The third beach, Turtle Cove, is the smallest and also the most private. It’s just around the bend of the peninsula from the first two beaches, but you have to climb down a set of rocky stairs to get to it—and there are only two lounge chairs and a slight stretch of sand. It’s also where the hotel puts on special private dinners and (very) small events. And yes, you can spot turtles there.

Breezes restaurant Bermuda

Credit: Patrick Michael Chin

The fourth beach, Long Bay Beach, is the largest, with a long line of loungers and umbrellas, and it’s fronted by the resort’s alfresco Breezes restaurant, known for its exquisite nightly sunsets, fresh-caught fish, and Wednesday night rum swizzle sunset parties.

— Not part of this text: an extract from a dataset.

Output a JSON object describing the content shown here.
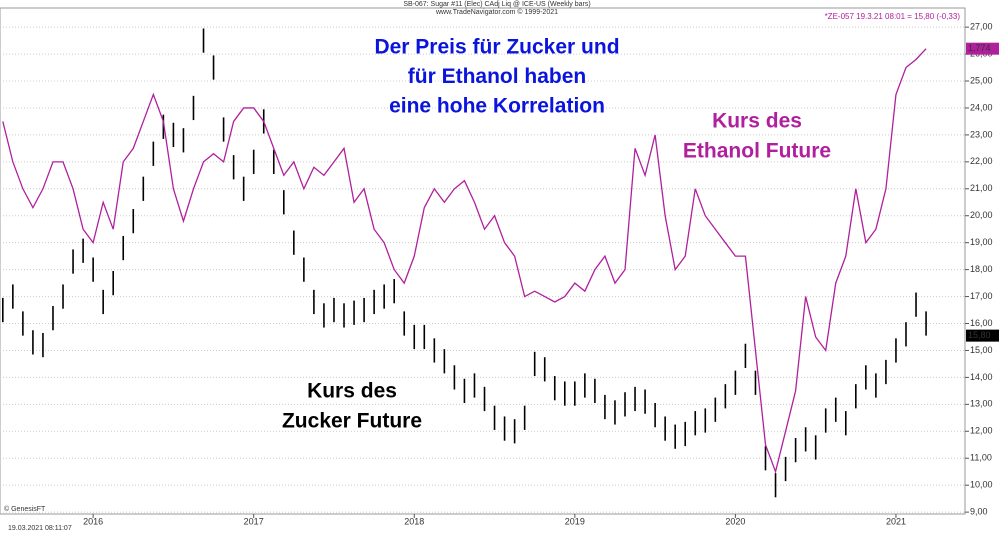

We dined on local King's Point grilled red snapper caught that morning served with cou cou (a cornmeal and okra dish originating from Barbados), and Bermudian bread and butter pudding with homemade Goslings’ Black Seal Rum ice cream.

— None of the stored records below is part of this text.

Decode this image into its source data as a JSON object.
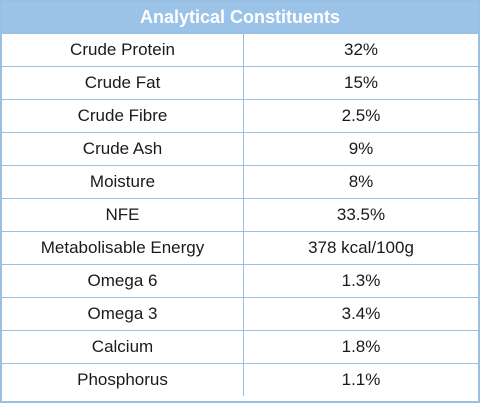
{
  "title": "Analytical Constituents",
  "rows": [
    {
      "name": "Crude Protein",
      "value": "32%"
    },
    {
      "name": "Crude Fat",
      "value": "15%"
    },
    {
      "name": "Crude Fibre",
      "value": "2.5%"
    },
    {
      "name": "Crude Ash",
      "value": "9%"
    },
    {
      "name": "Moisture",
      "value": "8%"
    },
    {
      "name": "NFE",
      "value": "33.5%"
    },
    {
      "name": "Metabolisable Energy",
      "value": "378 kcal/100g"
    },
    {
      "name": "Omega 6",
      "value": "1.3%"
    },
    {
      "name": "Omega 3",
      "value": "3.4%"
    },
    {
      "name": "Calcium",
      "value": "1.8%"
    },
    {
      "name": "Phosphorus",
      "value": "1.1%"
    }
  ],
  "colors": {
    "header_background": "#9bc3e8",
    "header_text": "#ffffff",
    "grid_lines": "#9bbfe0"
  }
}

Sunken Harbor Club Bermuda

Credit: Patrick Michael Chin

The hotel’s newest dining and drinking outlet is also the most exciting.

The Sunken Harbor Club is a stylish dockside tavern that is the second location of a bar that debuted last year in Brooklyn, inside the historic Gage & Tollner restaurant. The one in Brooklyn is modeled to look like the inside of a sunken ship, and now, the location at Cambridge Beaches is in many ways more at home than the original, embodying the theme effortlessly. Its wood-paneled walls are decorated with treasures found in surrounding shipwrecks by Bermudian diving legend Teddy Tucker, whose adjacent home is visible from the outside deck of the bar, as is the glittering Mangrove Bay.

The cocktail menu by award-winning mixologist St. John Frizell features island classics like a swizzle, Dark 'n Stormy, mai tai, and daiquiri, along with original creations that fall into one of three menu categories: In the Shallows, The Twilight Zone, and The Abyss. The food menu is by Chef Keith De Shields, who is Bermuda-raised and in charge of all the hotel’s food. It features authentic Bermudian roots cuisine like shark hash, callaloo pasta, plantain-stuffed wild boar, and poached Bermuda turbot with sauteed butter-spiced rum chanterelles.

Cambridge Beaches spa

Credit: Patrick Michael Chin

Aside from drinking, eating, swimming, and sunbathing, we also indulged in the spa and fitness center, which has glass-roofed indoor baths and whirlpools and is due for its refresh next year, played pickleball and croquet, went on a boat ride for an offshore snorkel (the hotel’s watercraft can also take guests to a nearby private island or on a deep sea fishing expedition), and explored a piece of the 18-mile rail trail that begins just off the property and goes all the way across the island.

On our final morning, though, we couldn’t resist returning to the beach one last time. We were rewarded with a gray heron teetering by the shoreline and two swooping black and white Bermuda longtails, their majestic tails swooshing behind them as if to wave farewell.